Un autre exemple, inversé, remonte à Isaac Newton qui en étudiant la physique des effets de marée à la fin du XVIIe siècle fut le premier à constater que les temps caractéristiques nécessaires pour synchroniser la Période de rotation et la période de révolution de la Lune étaient considérablement plus grands que les quelques milliers d'années attribués à la Terre par une lecture littérale de la Bible (voir James Ussher). Il s'agit là aussi d'un argument anthropique qui permet a posteriori de douter de l'historicité de la Genèse relatée dans l'Ancien Testament.
Le principe anthropique faible
Historique
Dans sa version évoluée, le principe anthropique faible remonte à un article de
Robert Dicke de
1961. Dans cet article, Dicke fait remarquer que l'apparition de la vie, ou plus généralement de toute structure biologique complexe, nécessite la présence de
Carbone, et que celle-ci semble être le fruit d'une heureuse coïncidence.

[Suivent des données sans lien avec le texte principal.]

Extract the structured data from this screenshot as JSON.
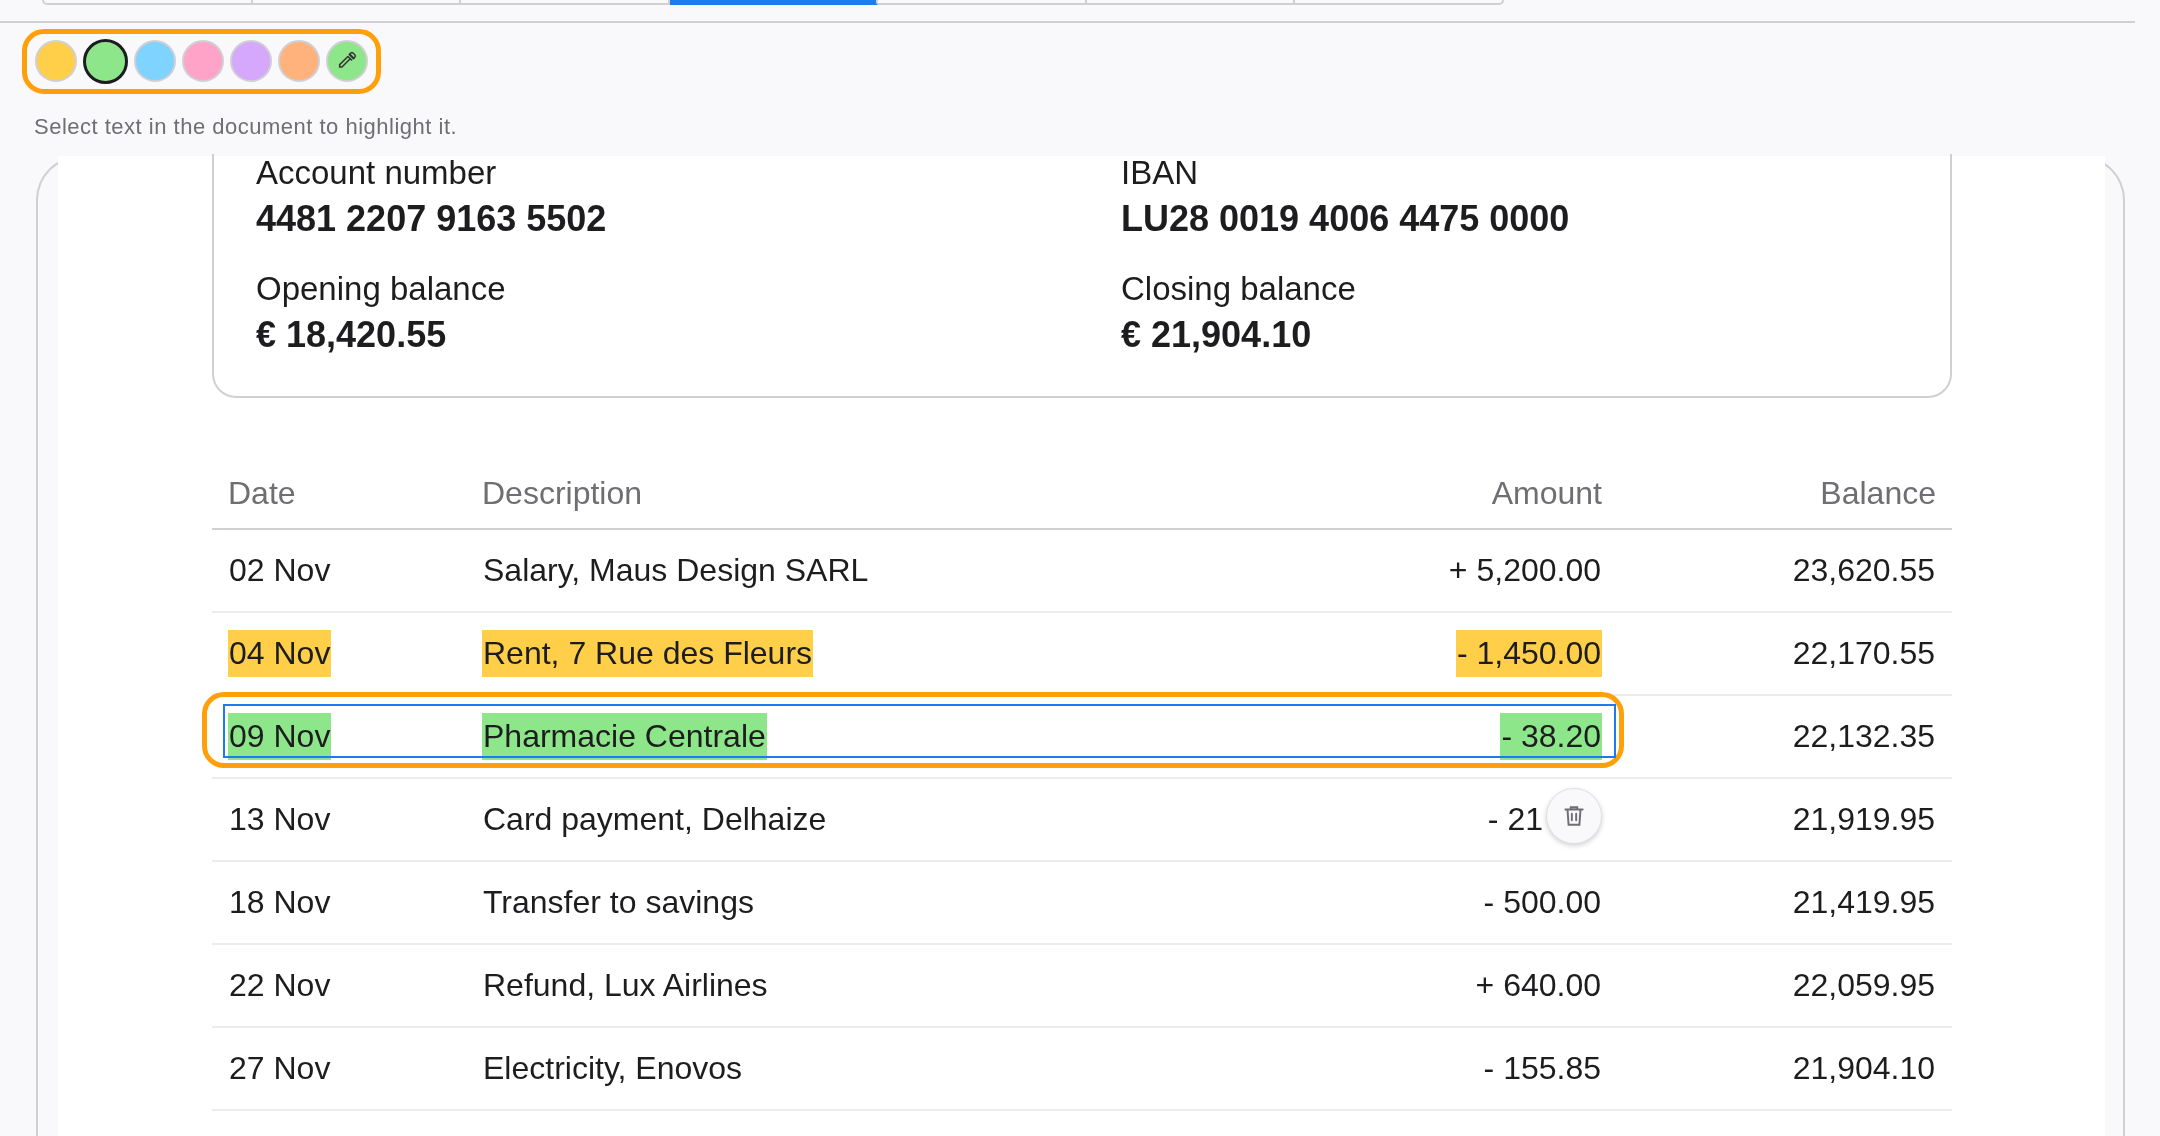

Il était connu à l'époque que le carbone ne pouvait être produit lors de la nucléosynthèse primordiale, à l'époque du Big Bang, mais devait être synthétisé au sein des étoiles (voir nucléosynthèse stellaire). Cependant, même au sein des étoiles, le carbone est difficile à synthétiser. La raison en est que les deux constituants présents en quantité dans une étoile au moment de sa formation sont l'Hydrogène et l'Hélium, et qu'il n'existe aucun Noyau atomique stable produit à partir d'une collision entre un noyau d'hydrogène et un noyau d'hélium ou entre deux noyaux d'hélium. Synthétiser des éléments plus lourds nécessite en réalité de faire intervenir une collision entre trois noyaux d'hélium. L'énergie de masse de trois noyaux d'hélium réunis est cependant supérieure à celle d'un noyau de carbone. La synthèse d'un tel noyau est ainsi défavorisée. Il se trouve cependant qu'elle est permise grâce au fait qu'il existe un état excité du noyau de carbone dont l'énergie totale (incluant l'énergie de masse du moyau) est égale à celle des trois noyaux d'hélium. C'est cette coïncidence, résultant a priori du hasard, qui permet la production d'éléments plus lourds que l'hélium dans les étoiles et par suite la vie. Du reste, l'existence d'un tel état excité pour le carbone avait été envisagée dès 1953 par Fred Hoyle sur base de ces mêmes constatations et découverte immédiatement après.